Похороны были на славу — торжественные, строгие и молчаливые. Никифор Седларов точно в забытьи шел за катафалком, еще толком не понимая, какая страшная над ним стряслась беда. В довершение всех несчастий день выдался дождливый и ненастный, и это еще больше угнетало главного референта. Подошел наконец и самый жуткий момент — гроб стали опускать в холодный, влажный зев могилы. Вдова истерически всхлипнула, главный референт окаменел на месте. Его охватило странное, фантастическое ощущение — как будто что-то оторвалось от его души и тело сразу потеряло половину веса. Изумленный и испуганный этим противоестественным явлением, Никифор Седларов уже больше ничего не видел, не слышал и не понимал.
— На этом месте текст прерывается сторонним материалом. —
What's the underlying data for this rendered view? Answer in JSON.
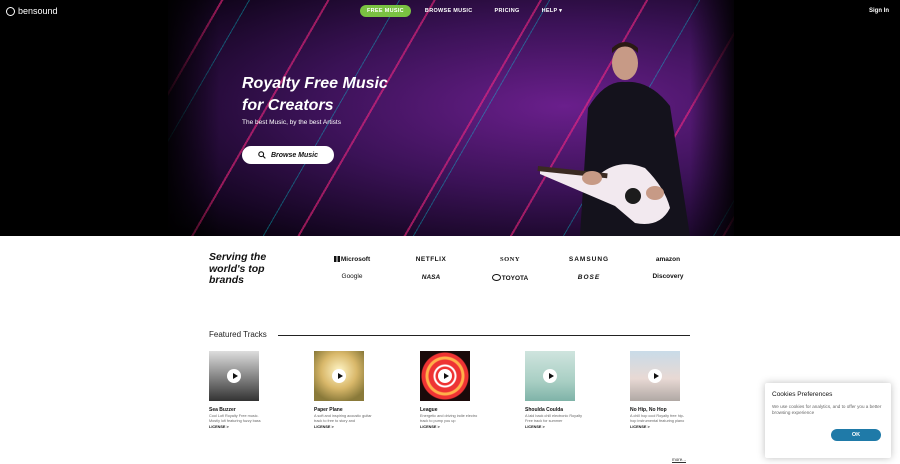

После традиционных поминок на квартире у вдовы главный референт вернулся домой. Как обалделый, он прошелся по комнате и остановился у окна. Дождь перестал, и по неровностям Витоши перебегали туманы и облака. В казарменном дворе напротив методично и равнодушно вышагивали солдаты. Где-то сквозь распахнутые окна многоэтажного здания вылетали протяжные звуки радио — ласковые и меланхоличные. Но главный референт ничего не видел и ничего не слышал.
Лишь когда спустилась ночь, он пришел в себя. Он очнулся у окна, в той же позе, — за все время он не сдвинулся с места ни на миллиметр. Витоша уже была окутана мраком, а под ней рассыпались мириады огней города. По бульвару прошел троллейбус, и, когда на перекрестке вспыхнула голубая электрическая молния, Никифор Седларов так же, как месяц назад, увидел в ее мертвенном свете обнявшуюся парочку. В тот же миг в его сознании всплыли последние, предсмертные слова директора:
— Зачем ты живешь?..
Ему вдруг стало страшно. Живет ли он еще или вместе с шефом переселился в царство теней? Он медленно разделся, лег и укутался с головой старым, протертым стеганым одеялом. Он чувствовал себя выпотрошенным, опустошенным до дна. В усталом, мерно пульсирующем теле словно не осталось ничего от его прежней личности. Он так и не заметил, когда уснул, когда пришло утро и он, одевшись, пошел на работу. Лишь переступив порог института, он впервые со вчерашнего дня почувствовал, — правда, едва-едва, — что в нем еще теплится душа.
Вот в этот-то день и начались те загадочные и необъяснимые события, которые превратили почтенного главного референта всеми уважаемого института в настоящее, добротное привидение.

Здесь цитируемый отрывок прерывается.